3. If Necessary, Apologize
If you should admit fault, do it right away. This shows you company cares about your customers and have ethics. But, if you are not at fault, it is important to find the middle ground when apologizing so your company can convey empathy while also standing by its standards.
4. Handle it Offline
If you need to move the conversation online, do so. If it is a sensitive issue, the customer may want the special attention of a one –on- one conversation. This can be tricky , because if you attempt to move the conversation offline the customer may lash out that you do not want to address the problem in front of others. The goal of this is to show concern and extend contact information to the worried customer, so it will help the customer swiftly resolve their problem. Do not tell them to move the conversation somewhere else, just suggest and supply the means to do so.
5. Beware of the trolls!
Let’s face it, internet trolls are the worst! They cannot be consoled nor reasoned with. To determine if you’re dealing with a troll or a customer, ask yourself the following questions:

  • Is the comment applicable to your brand?
  • Is the comment bringing up a concern?
  • Is the comment a constructive complaint that can be solved?

If every answer is an obvious no, you’re most likely dealing with a troll. There are various ways to deal with trolls, from using humor to respond to them, , to ignoring them. If the comment is unnecessarily destructive, derogatory or offensive, this is the time you can delete and report the user.
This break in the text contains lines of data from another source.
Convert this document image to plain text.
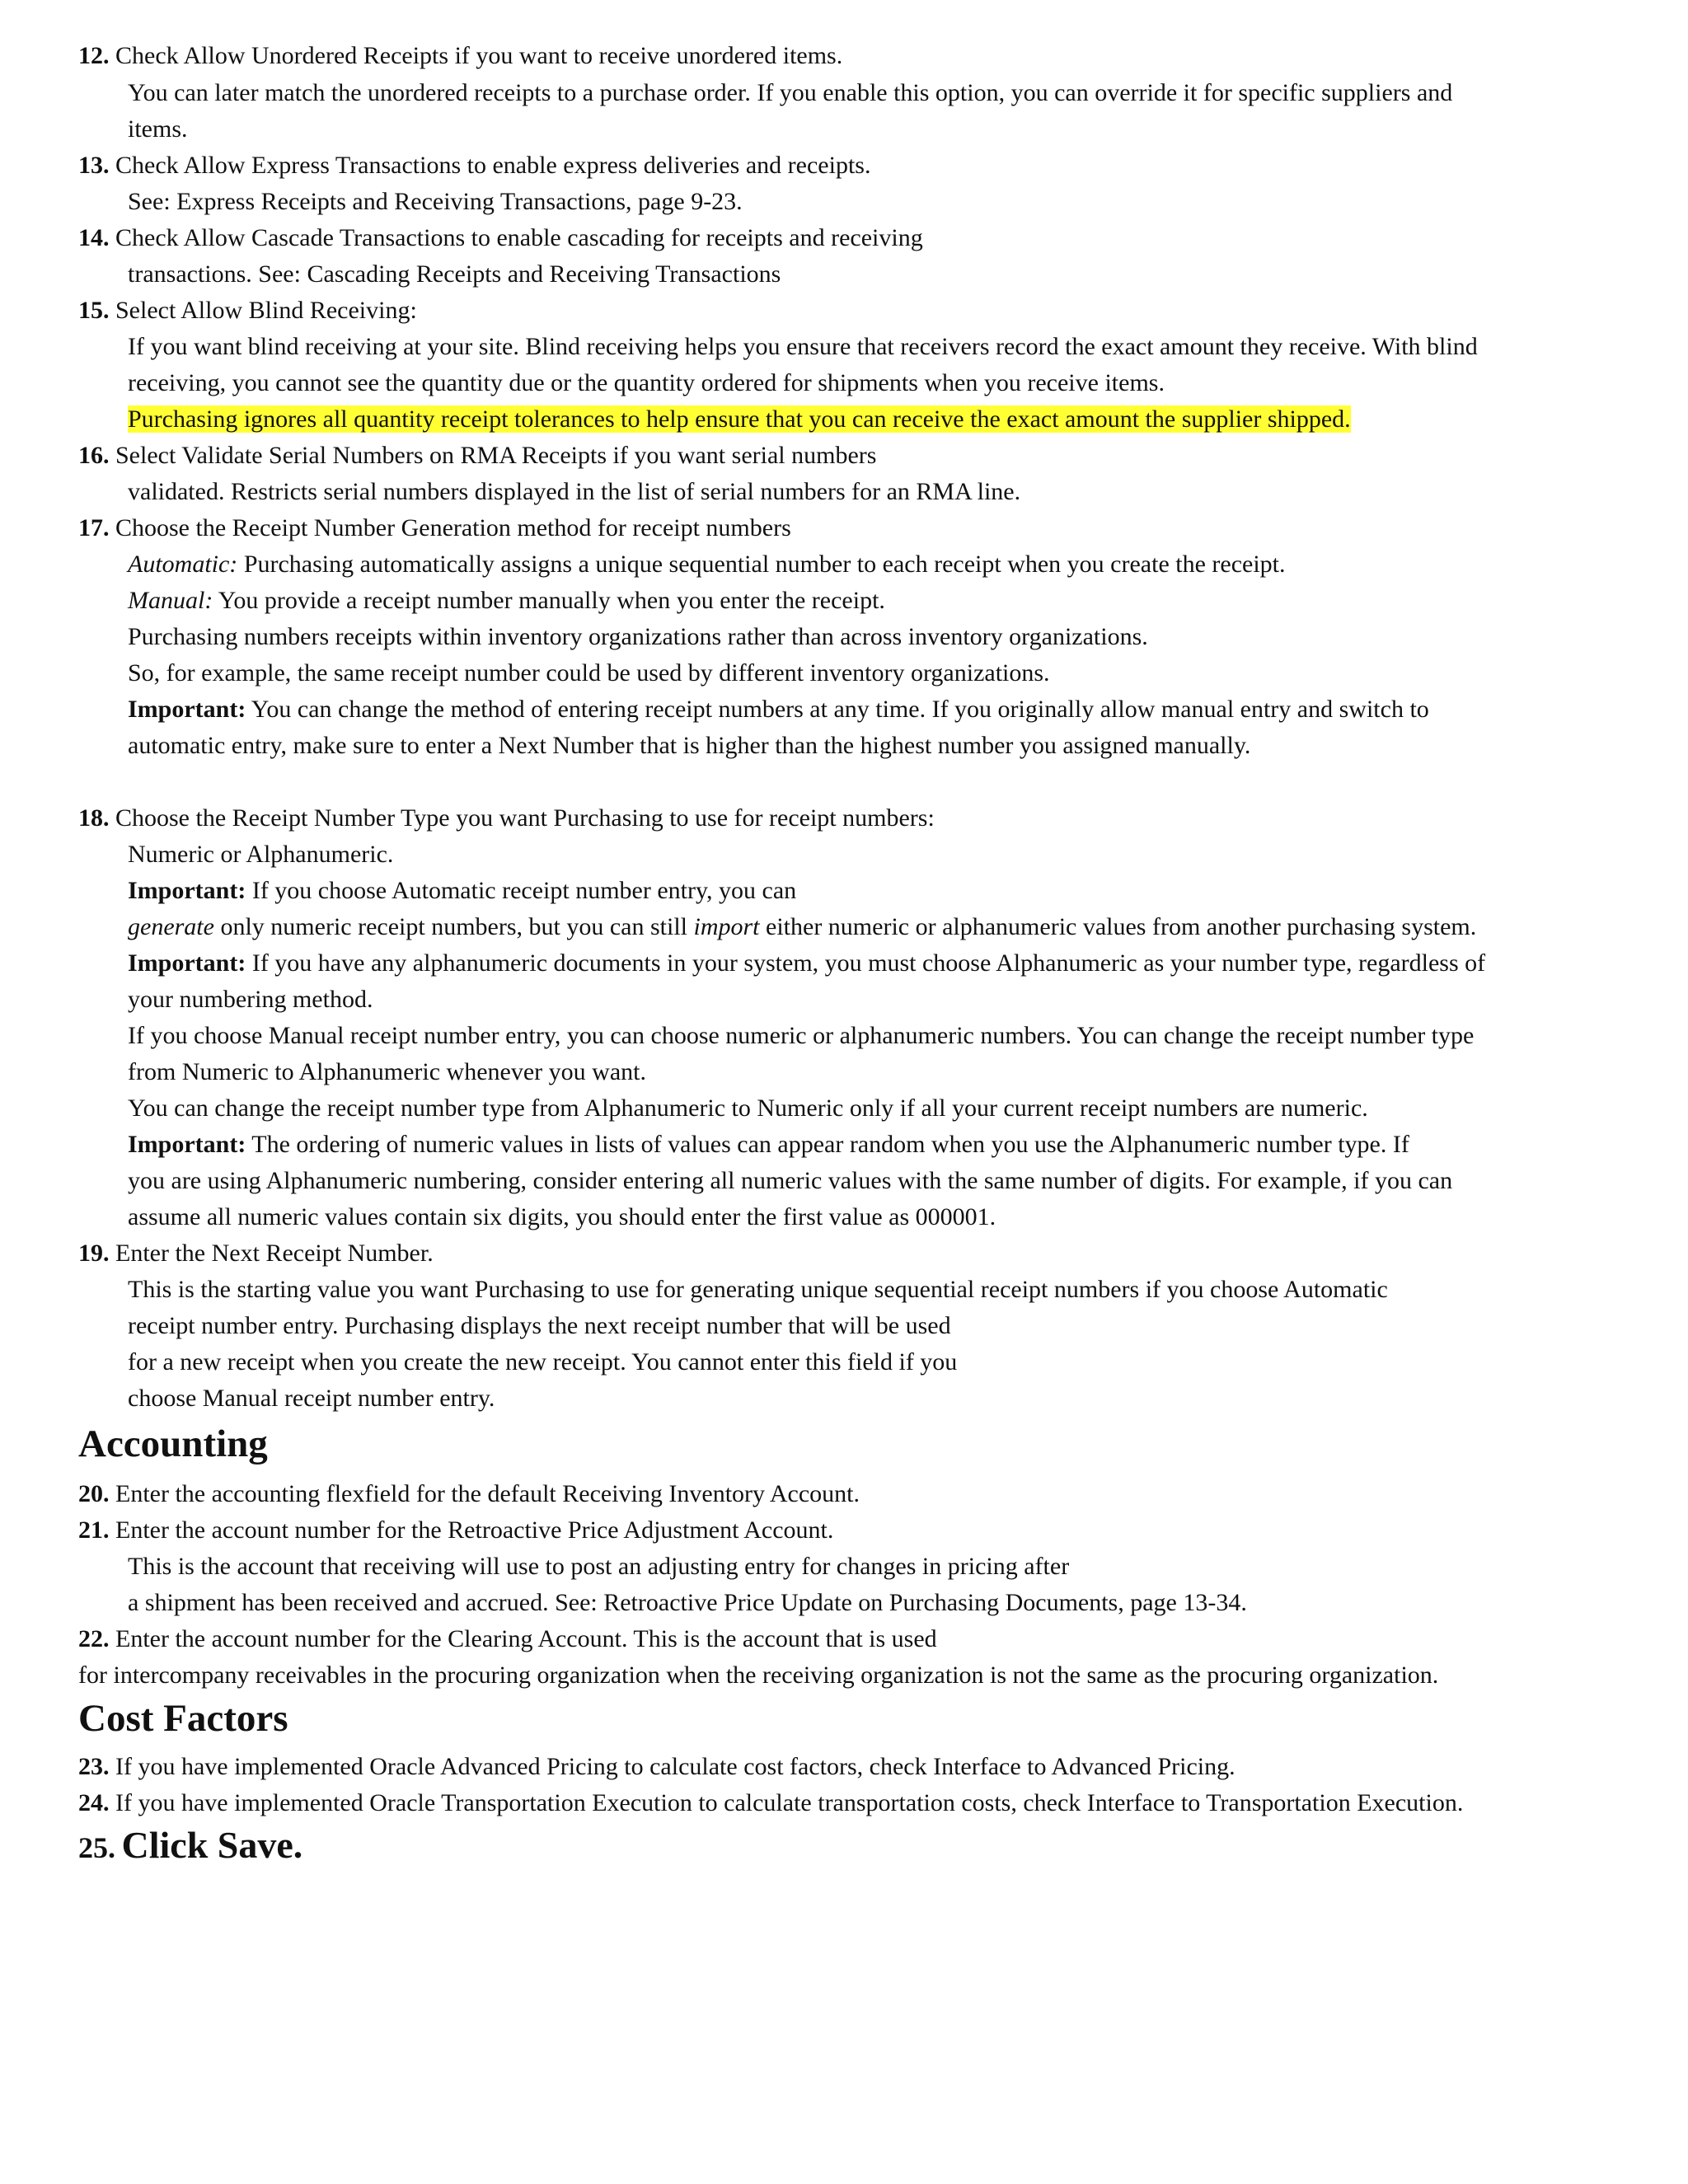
12. Check Allow Unordered Receipts if you want to receive unordered items.
You can later match the unordered receipts to a purchase order. If you enable this option, you can override it for specific suppliers and
items.
13. Check Allow Express Transactions to enable express deliveries and receipts.
See: Express Receipts and Receiving Transactions, page 9-23.
14. Check Allow Cascade Transactions to enable cascading for receipts and receiving
transactions. See: Cascading Receipts and Receiving Transactions
15. Select Allow Blind Receiving:
If you want blind receiving at your site. Blind receiving helps you ensure that receivers record the exact amount they receive. With blind
receiving, you cannot see the quantity due or the quantity ordered for shipments when you receive items.
Purchasing ignores all quantity receipt tolerances to help ensure that you can receive the exact amount the supplier shipped.
16. Select Validate Serial Numbers on RMA Receipts if you want serial numbers
validated. Restricts serial numbers displayed in the list of serial numbers for an RMA line.
17. Choose the Receipt Number Generation method for receipt numbers
Automatic: Purchasing automatically assigns a unique sequential number to each receipt when you create the receipt.
Manual: You provide a receipt number manually when you enter the receipt.
Purchasing numbers receipts within inventory organizations rather than across inventory organizations.
So, for example, the same receipt number could be used by different inventory organizations.
Important: You can change the method of entering receipt numbers at any time. If you originally allow manual entry and switch to
automatic entry, make sure to enter a Next Number that is higher than the highest number you assigned manually.
18. Choose the Receipt Number Type you want Purchasing to use for receipt numbers:
Numeric or Alphanumeric.
Important: If you choose Automatic receipt number entry, you can
generate only numeric receipt numbers, but you can still import either numeric or alphanumeric values from another purchasing system.
Important: If you have any alphanumeric documents in your system, you must choose Alphanumeric as your number type, regardless of
your numbering method.
If you choose Manual receipt number entry, you can choose numeric or alphanumeric numbers. You can change the receipt number type
from Numeric to Alphanumeric whenever you want.
You can change the receipt number type from Alphanumeric to Numeric only if all your current receipt numbers are numeric.
Important: The ordering of numeric values in lists of values can appear random when you use the Alphanumeric number type. If
you are using Alphanumeric numbering, consider entering all numeric values with the same number of digits. For example, if you can
assume all numeric values contain six digits, you should enter the first value as 000001.
19. Enter the Next Receipt Number.
This is the starting value you want Purchasing to use for generating unique sequential receipt numbers if you choose Automatic
receipt number entry. Purchasing displays the next receipt number that will be used
for a new receipt when you create the new receipt. You cannot enter this field if you
choose Manual receipt number entry.
Accounting
20. Enter the accounting flexfield for the default Receiving Inventory Account.
21. Enter the account number for the Retroactive Price Adjustment Account.
This is the account that receiving will use to post an adjusting entry for changes in pricing after
a shipment has been received and accrued. See: Retroactive Price Update on Purchasing Documents, page 13-34.
22. Enter the account number for the Clearing Account. This is the account that is used
for intercompany receivables in the procuring organization when the receiving organization is not the same as the procuring organization.
Cost Factors
23. If you have implemented Oracle Advanced Pricing to calculate cost factors, check Interface to Advanced Pricing.
24. If you have implemented Oracle Transportation Execution to calculate transportation costs, check Interface to Transportation Execution.
25. Click Save.
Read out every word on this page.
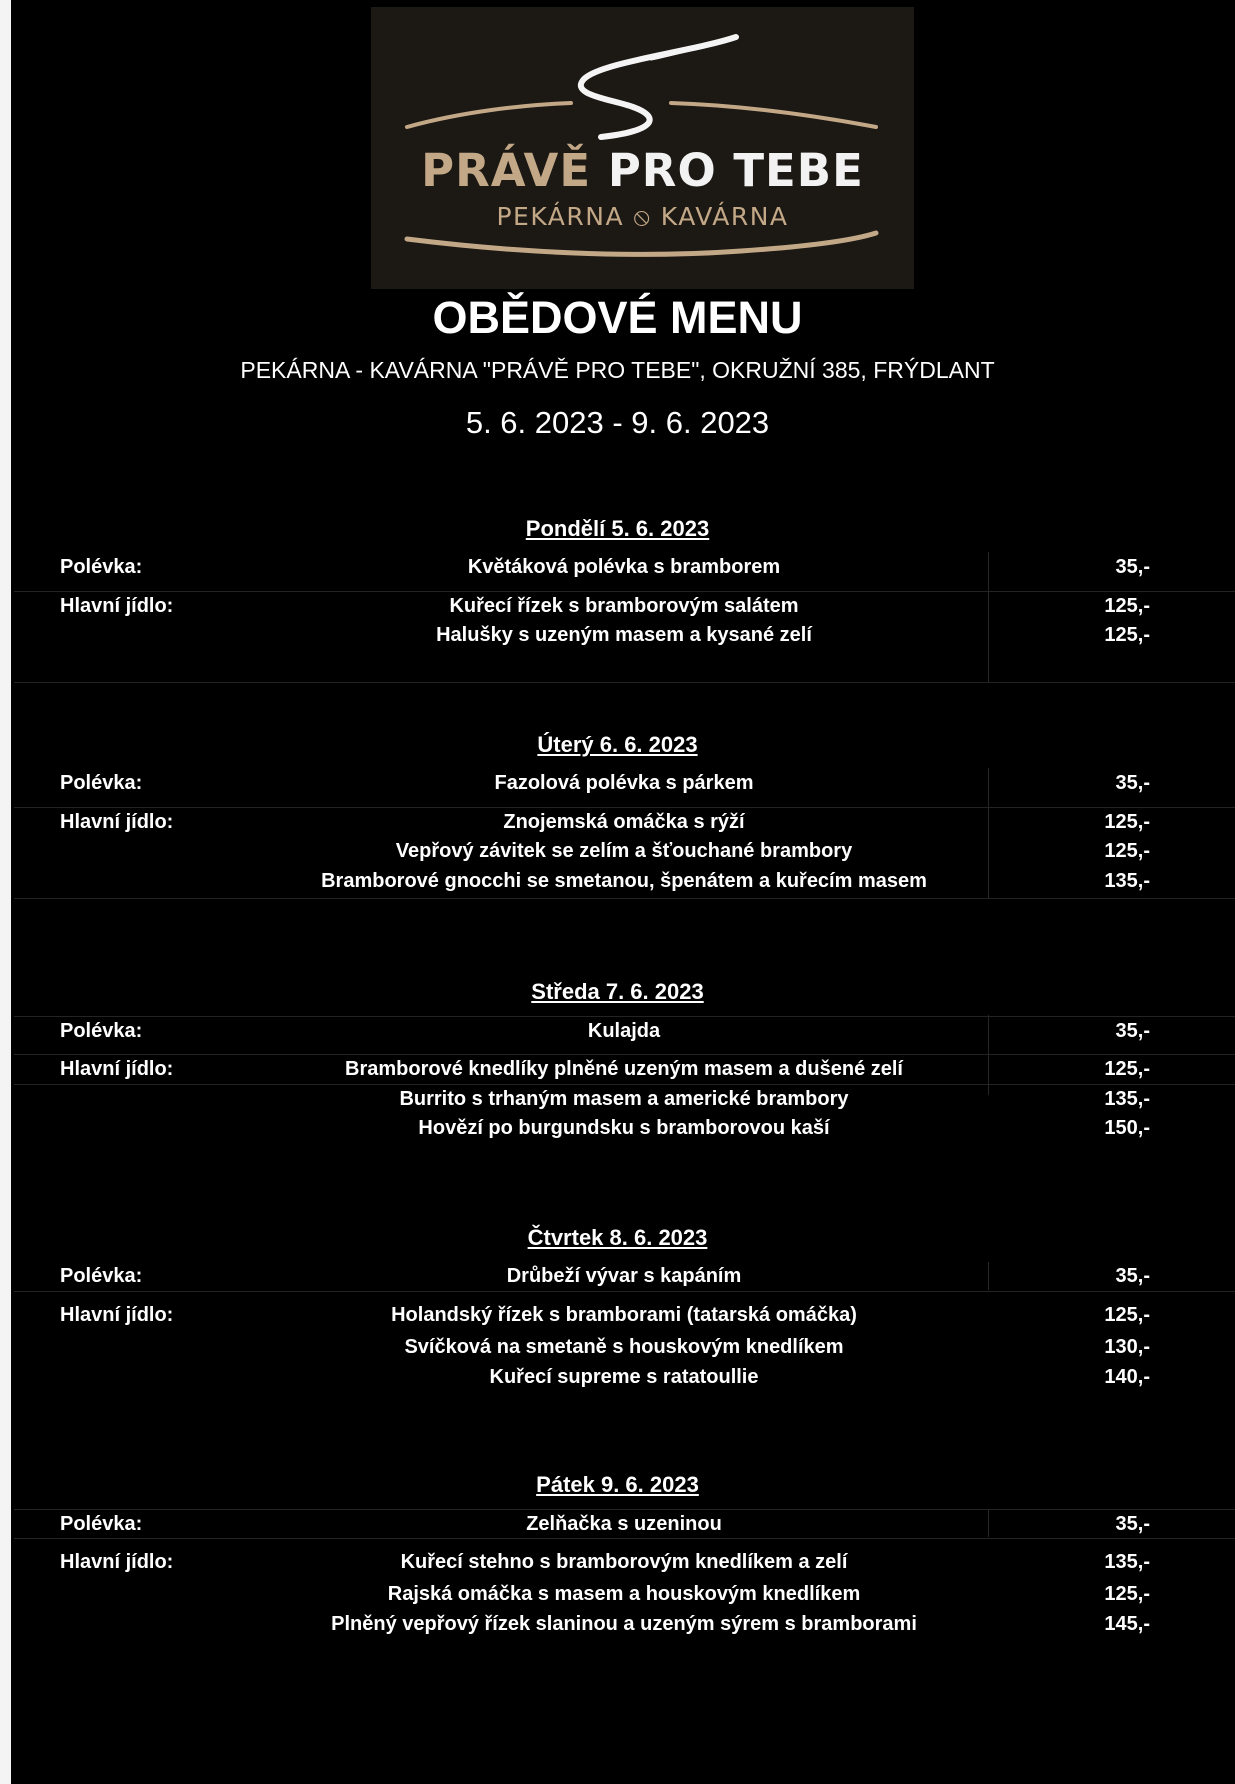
PRÁVĚ PRO TEBE
PEKÁRNA ⦸ KAVÁRNA
OBĚDOVÉ MENU
PEKÁRNA - KAVÁRNA "PRÁVĚ PRO TEBE", OKRUŽNÍ 385, FRÝDLANT
5. 6. 2023 - 9. 6. 2023
Pondělí 5. 6. 2023
Polévka:	Květáková polévka s bramborem	35,-
Hlavní jídlo:	Kuřecí řízek s bramborovým salátem	125,-
Halušky s uzeným masem a kysané zelí	125,-
Úterý 6. 6. 2023
Polévka:	Fazolová polévka s párkem	35,-
Hlavní jídlo:	Znojemská omáčka s rýží	125,-
Vepřový závitek se zelím a šťouchané brambory	125,-
Bramborové gnocchi se smetanou, špenátem a kuřecím masem	135,-
Středa 7. 6. 2023
Polévka:	Kulajda	35,-
Hlavní jídlo:	Bramborové knedlíky plněné uzeným masem a dušené zelí	125,-
Burrito s trhaným masem a americké brambory	135,-
Hovězí po burgundsku s bramborovou kaší	150,-
Čtvrtek 8. 6. 2023
Polévka:	Drůbeží vývar s kapáním	35,-
Hlavní jídlo:	Holandský řízek s bramborami (tatarská omáčka)	125,-
Svíčková na smetaně s houskovým knedlíkem	130,-
Kuřecí supreme s ratatoullie	140,-
Pátek 9. 6. 2023
Polévka:	Zelňačka s uzeninou	35,-
Hlavní jídlo:	Kuřecí stehno s bramborovým knedlíkem a zelí	135,-
Rajská omáčka s masem a houskovým knedlíkem	125,-
Plněný vepřový řízek slaninou a uzeným sýrem s bramborami	145,-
There is also the option of blocking them from your page.
If you need a laugh and to know what NOT to do, check out this parody page ‘customer service’. This is an account crated by comedians to troll big brand’s pages and respond to customer issues. While parody accounts like these are humorous, be wary of them on your brand’s pages!
Social media involves a mix of marketing and public relations for your brand. You’ll need to be able to wear multiple hats to manage your brand if you choose to promote online. By using these tips, you can sufficiently handle negative commentary and show your customers amazing customer service.